In particular, many of the brands who seem to struggle with middling interest in their very expensive bags are primarily known for their clothing, and they don’t seem to understand that the audience for designer bags is different — and far broader — and needs to be approached separately. Having convinced a small number of people to pay $3,000 for a cocktail dress doesn’t make a huge difference in whether or not an accessories lover thinks your bag is worth the same price, especially when designers abound who put those shoppers’ needs and interests first. More and more, though, it seems like brands who have long done pretty well in accessories are also falling into this trap, which is why you may have noticed some of them fading from the conversation as the handbag market evolves to provide more (and better) contemporary and mid-priced options.

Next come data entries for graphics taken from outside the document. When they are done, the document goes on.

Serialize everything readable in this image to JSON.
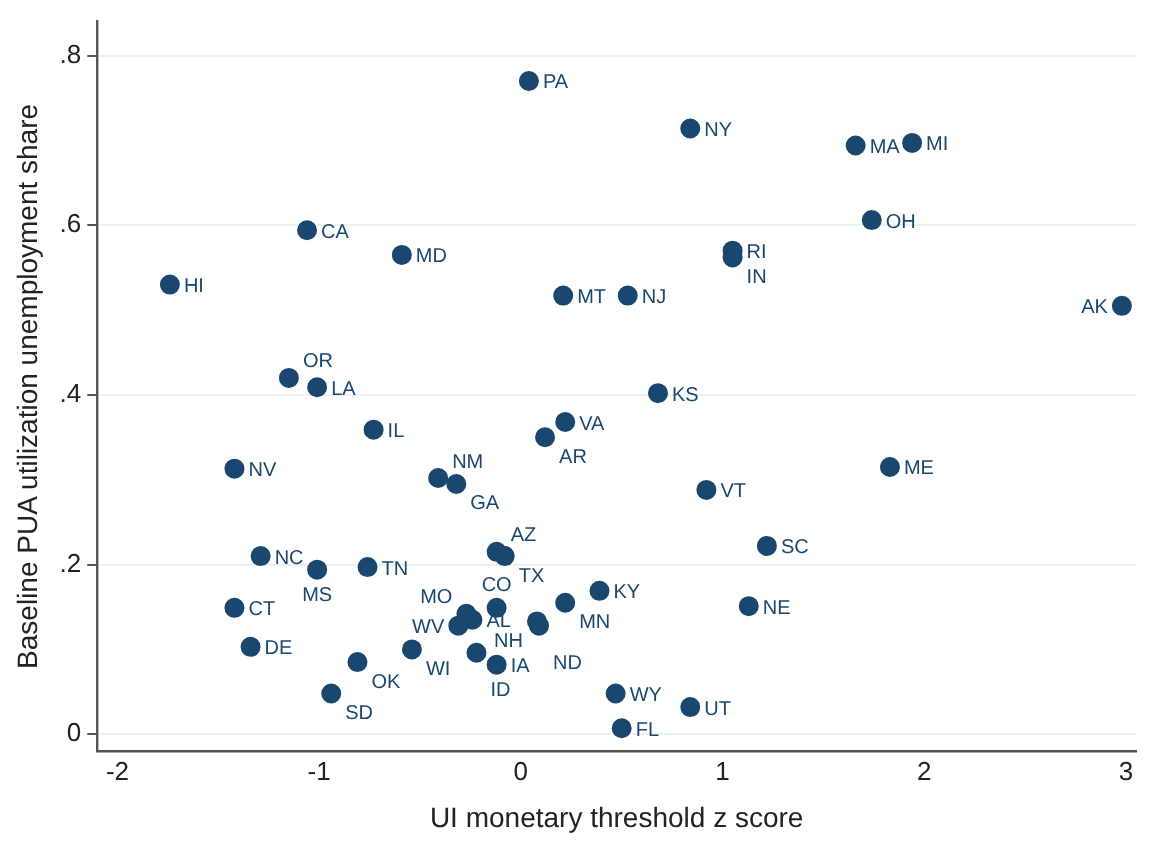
{
  "chart_data": {
    "type": "scatter",
    "xlabel": "UI monetary threshold z score",
    "ylabel": "Baseline PUA utilization unemployment share",
    "x": [
      0.04,
      0.84,
      1.66,
      1.94,
      1.74,
      1.05,
      1.05,
      0.53,
      0.21,
      2.98,
      0.68,
      -1.06,
      -0.59,
      -1.74,
      -1.15,
      -1.01,
      -0.73,
      0.22,
      0.12,
      -1.42,
      -0.41,
      -0.32,
      1.83,
      0.92,
      1.22,
      -1.29,
      -1.01,
      -0.76,
      -0.12,
      -0.08,
      -0.12,
      0.22,
      0.39,
      0.08,
      0.09,
      -0.27,
      -0.24,
      -0.31,
      -1.42,
      -1.34,
      -0.81,
      -0.54,
      -0.22,
      -0.12,
      -0.94,
      1.13,
      0.47,
      0.84,
      0.5
    ],
    "series": [
      {
        "color": "#1a476f",
        "values": [
          0.77,
          0.714,
          0.694,
          0.697,
          0.606,
          0.57,
          0.562,
          0.517,
          0.517,
          0.505,
          0.402,
          0.594,
          0.565,
          0.53,
          0.42,
          0.409,
          0.359,
          0.368,
          0.35,
          0.313,
          0.302,
          0.295,
          0.315,
          0.288,
          0.222,
          0.21,
          0.194,
          0.197,
          0.215,
          0.21,
          0.149,
          0.155,
          0.169,
          0.133,
          0.128,
          0.142,
          0.135,
          0.128,
          0.149,
          0.103,
          0.085,
          0.1,
          0.096,
          0.082,
          0.048,
          0.151,
          0.048,
          0.032,
          0.007
        ]
      }
    ],
    "annotations": [
      {
        "text": "PA",
        "x": 0.04,
        "y": 0.77
      },
      {
        "text": "NY",
        "x": 0.84,
        "y": 0.714
      },
      {
        "text": "MA",
        "x": 1.66,
        "y": 0.694
      },
      {
        "text": "MI",
        "x": 1.94,
        "y": 0.697
      },
      {
        "text": "OH",
        "x": 1.74,
        "y": 0.606
      },
      {
        "text": "RI",
        "x": 1.05,
        "y": 0.57
      },
      {
        "text": "IN",
        "x": 1.05,
        "y": 0.562
      },
      {
        "text": "NJ",
        "x": 0.53,
        "y": 0.517
      },
      {
        "text": "MT",
        "x": 0.21,
        "y": 0.517
      },
      {
        "text": "AK",
        "x": 2.98,
        "y": 0.505
      },
      {
        "text": "KS",
        "x": 0.68,
        "y": 0.402
      },
      {
        "text": "CA",
        "x": -1.06,
        "y": 0.594
      },
      {
        "text": "MD",
        "x": -0.59,
        "y": 0.565
      },
      {
        "text": "HI",
        "x": -1.74,
        "y": 0.53
      },
      {
        "text": "OR",
        "x": -1.15,
        "y": 0.42
      },
      {
        "text": "LA",
        "x": -1.01,
        "y": 0.409
      },
      {
        "text": "IL",
        "x": -0.73,
        "y": 0.359
      },
      {
        "text": "VA",
        "x": 0.22,
        "y": 0.368
      },
      {
        "text": "AR",
        "x": 0.12,
        "y": 0.35
      },
      {
        "text": "NV",
        "x": -1.42,
        "y": 0.313
      },
      {
        "text": "NM",
        "x": -0.41,
        "y": 0.302
      },
      {
        "text": "GA",
        "x": -0.32,
        "y": 0.295
      },
      {
        "text": "ME",
        "x": 1.83,
        "y": 0.315
      },
      {
        "text": "VT",
        "x": 0.92,
        "y": 0.288
      },
      {
        "text": "SC",
        "x": 1.22,
        "y": 0.222
      },
      {
        "text": "NC",
        "x": -1.29,
        "y": 0.21
      },
      {
        "text": "MS",
        "x": -1.01,
        "y": 0.194
      },
      {
        "text": "TN",
        "x": -0.76,
        "y": 0.197
      },
      {
        "text": "AZ",
        "x": -0.12,
        "y": 0.215
      },
      {
        "text": "TX",
        "x": -0.08,
        "y": 0.21
      },
      {
        "text": "CO",
        "x": -0.12,
        "y": 0.149
      },
      {
        "text": "MN",
        "x": 0.22,
        "y": 0.155
      },
      {
        "text": "KY",
        "x": 0.39,
        "y": 0.169
      },
      {
        "text": "NH",
        "x": 0.08,
        "y": 0.133
      },
      {
        "text": "ND",
        "x": 0.09,
        "y": 0.128
      },
      {
        "text": "MO",
        "x": -0.27,
        "y": 0.142
      },
      {
        "text": "AL",
        "x": -0.24,
        "y": 0.135
      },
      {
        "text": "WV",
        "x": -0.31,
        "y": 0.128
      },
      {
        "text": "CT",
        "x": -1.42,
        "y": 0.149
      },
      {
        "text": "DE",
        "x": -1.34,
        "y": 0.103
      },
      {
        "text": "OK",
        "x": -0.81,
        "y": 0.085
      },
      {
        "text": "WI",
        "x": -0.54,
        "y": 0.1
      },
      {
        "text": "ID",
        "x": -0.22,
        "y": 0.096
      },
      {
        "text": "IA",
        "x": -0.12,
        "y": 0.082
      },
      {
        "text": "SD",
        "x": -0.94,
        "y": 0.048
      },
      {
        "text": "NE",
        "x": 1.13,
        "y": 0.151
      },
      {
        "text": "WY",
        "x": 0.47,
        "y": 0.048
      },
      {
        "text": "UT",
        "x": 0.84,
        "y": 0.032
      },
      {
        "text": "FL",
        "x": 0.5,
        "y": 0.007
      }
    ],
    "xlim": [
      -2.1,
      3.05
    ],
    "ylim": [
      -0.02,
      0.84
    ],
    "xticks": [
      -2,
      -1,
      0,
      1,
      2,
      3
    ],
    "yticks": [
      {
        "value": 0,
        "label": "0"
      },
      {
        "value": 0.2,
        "label": ".2"
      },
      {
        "value": 0.4,
        "label": ".4"
      },
      {
        "value": 0.6,
        "label": ".6"
      },
      {
        "value": 0.8,
        "label": ".8"
      }
    ],
    "grid": "y",
    "marker": "circle",
    "legend": false
  }
}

The logical conclusion to all of this would be for brands to be realistic about their spots in the market and, instead of trying to play catchup with designers that are just inherently different, find their own places to shine, which may very well be at non-maximum price levels. I doubt any brands will be willing to admit this to themselves, though — after all, have you ever noticed one doing anything but raising prices? If designers need a case study, though, they should look to Chloé, which has a wonderful reputation for luxury and has largely kept its day bag debuts at $2,000 or lower, even while everyone around it races toward $3,000. These bags have helped Chloé maintain constant popularity among fashionable women across a range of ages, even though plenty of luxury marketers seem to believe the only way to compete is to convince consumers that any random bag has to cost $3,000. It doesn’t have to be this way, and it would be better for all consumers and most brands if everyone in the bag game just chilled out a little bit.